Ещё тихо было назавтра, а я всё чувствовала, что будет плохо.
А там у нас сарайчик был, где стояла тёлка и кабанчик. Дак я говорю сыну:
– Идём туда. В случае чего, дак мы в лес.
Не успели мы дойти туда – уже выстрел получился. У нас была в сене, в сарайчике, нора пробита, – дак сын говорит:
– Мама, я полезу туда.
Потом я говорю:
– Не, ты лучше лезь наверх, а я – за тобою.
Он лезет, а два немца входят как раз… Дак я его – за ноги. Лопочут они чёрт их знает что. А я им говорю:
– Пан, я даю есть корове.
А они говорят по-немецки. И давай нас толкать, сына и меня. Так вот сарайчик наш стоит, а так вот – то гумно большое, где они молотили, мужчины. Уже двери открыты. И стал такой большой снег идти! Дак они, немцы, один за него, а другой за меня. Втолкнули в то гумно. И дали два выстрела. Сын побежал, а я упала. Так упала, не ранили. Мне не больно. А в сына, видать, попали, что и не ойкнул. Такая мысль у меня мелькнула…
Вопрос: – А сколько ему лет было?
– Четырнадцать лет было.
Стало гумно гореть… А там семь хозяев складывались. Снопы. Дак там всё перемешано… Как я упала, дак ещё и соломы на себя натянула. Когда солома стала гореть, дак я думала, что я лежу у стенки, под оконцем, через которое шёл приводной ремень молотилки. Подымаюсь к этому оконцу и гляжу – они стоят. А впереди постройка горит, и это же гумно горит… А там ещё из гумна в поднавес, где молотилка, большое окно, и оно колючей проволокой перекрещено. Попробовала я один виток – ещё вот раны остались – один виток был с гвоздём, дак оторвался, а другой – с пробоем – никак. Всё – не вылезешь! Да если б это человек нормальный, а то ж весь…
И в этот момент мой сын:
– Мама, ты живая? (Плачет.)
Я говорю:
– Живая.
Он вырывается бежать. На нём был кожушок, он сбросил. И шапка горит на нём, и пинжачок горит… (Плачет.) Набрала я снегу, стала тереть, его тушить. А он вырывается бежать. А я говорю:
– Сынок, ещё стоят!..
Вопрос: – А вы уже вышли из гумна?
– Не, в гумне. Ветер клонит, двери открытые, снег большой кидает, а мы у самых дверей…

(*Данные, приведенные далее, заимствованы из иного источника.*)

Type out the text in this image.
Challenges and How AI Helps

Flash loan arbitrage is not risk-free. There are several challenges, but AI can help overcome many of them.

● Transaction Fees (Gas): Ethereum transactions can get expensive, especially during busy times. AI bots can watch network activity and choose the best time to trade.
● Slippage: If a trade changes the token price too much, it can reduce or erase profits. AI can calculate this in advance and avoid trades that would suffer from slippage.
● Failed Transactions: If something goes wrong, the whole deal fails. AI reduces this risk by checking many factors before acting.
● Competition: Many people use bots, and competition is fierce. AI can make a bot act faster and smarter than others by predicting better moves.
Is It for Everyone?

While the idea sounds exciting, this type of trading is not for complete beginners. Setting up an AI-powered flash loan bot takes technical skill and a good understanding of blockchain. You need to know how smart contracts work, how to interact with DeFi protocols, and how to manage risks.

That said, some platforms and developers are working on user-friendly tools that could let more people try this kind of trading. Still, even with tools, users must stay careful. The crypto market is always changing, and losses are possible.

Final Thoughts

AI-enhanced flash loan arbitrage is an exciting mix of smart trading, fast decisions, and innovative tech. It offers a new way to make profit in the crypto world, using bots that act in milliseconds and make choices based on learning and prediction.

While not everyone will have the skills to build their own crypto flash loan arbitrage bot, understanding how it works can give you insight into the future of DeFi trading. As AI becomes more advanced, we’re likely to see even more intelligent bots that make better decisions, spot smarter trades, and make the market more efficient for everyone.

В тот момент они отходят, эти немцы, потому что многие постройки горят и на них – дым большой.
И мы за ними выходим – вот так, как от меня до вас. Как они могли не оглянуться? Судьба какая-то есть на свете… Навес около гумна незакрытый. Гумно сгорело, а навес остался. И мы зашли туда. И только крик слышали, стрельбу большую и крик…
Сын может бежать, а я не. «Мамочка, ты – раненая». А я говорю, что не. Ну, откуда ж кровь? А у меня эта рука порванная была вся. Не чувствовала я. Ну, он может бежать, а я – не. Там было такое дерево большое, срезанная ёлка. Снегу много надуло. Он меня тянет хоть в эту ёлку, в снег. Ну, куда ж он меня дотянет! Четырнадцать лет было. Дак я говорю:
– Сынок, спасайся, а мне уже всё равно как будет.
Дошли мы ещё дальше, полежали там немного, в яме, где песок брали. И вот в этот лесок, сюда. Этак вот с утра ходили мы, день, ночь ночевали… Он же тоже раздетый, только пинжачок на нём. На мне была тёплая кофта такая, дак я её сняла и на него надела. Дитя. Ходили мы, ходили, куда ни пойдём – немцы… Их нема, но они нам всё равно в белых халатах показываются. От страха. Под утро петухи поют. А выйдем на край леса – немцы… А их же не было! Только люди приходили, трупы собирали, а их – не было… И уже так всё доходит, что только спать – и всё… От холода. Спать. Но я знаю, что как сядем – всё… Лапок наломаем, на снег положим, я сажусь, а его беру на колени. Как он только засыпает, дак я его вот так вот… (Показывает, как будила.) А только сучья на деревьях трещат да падают. И того мы пугаемся…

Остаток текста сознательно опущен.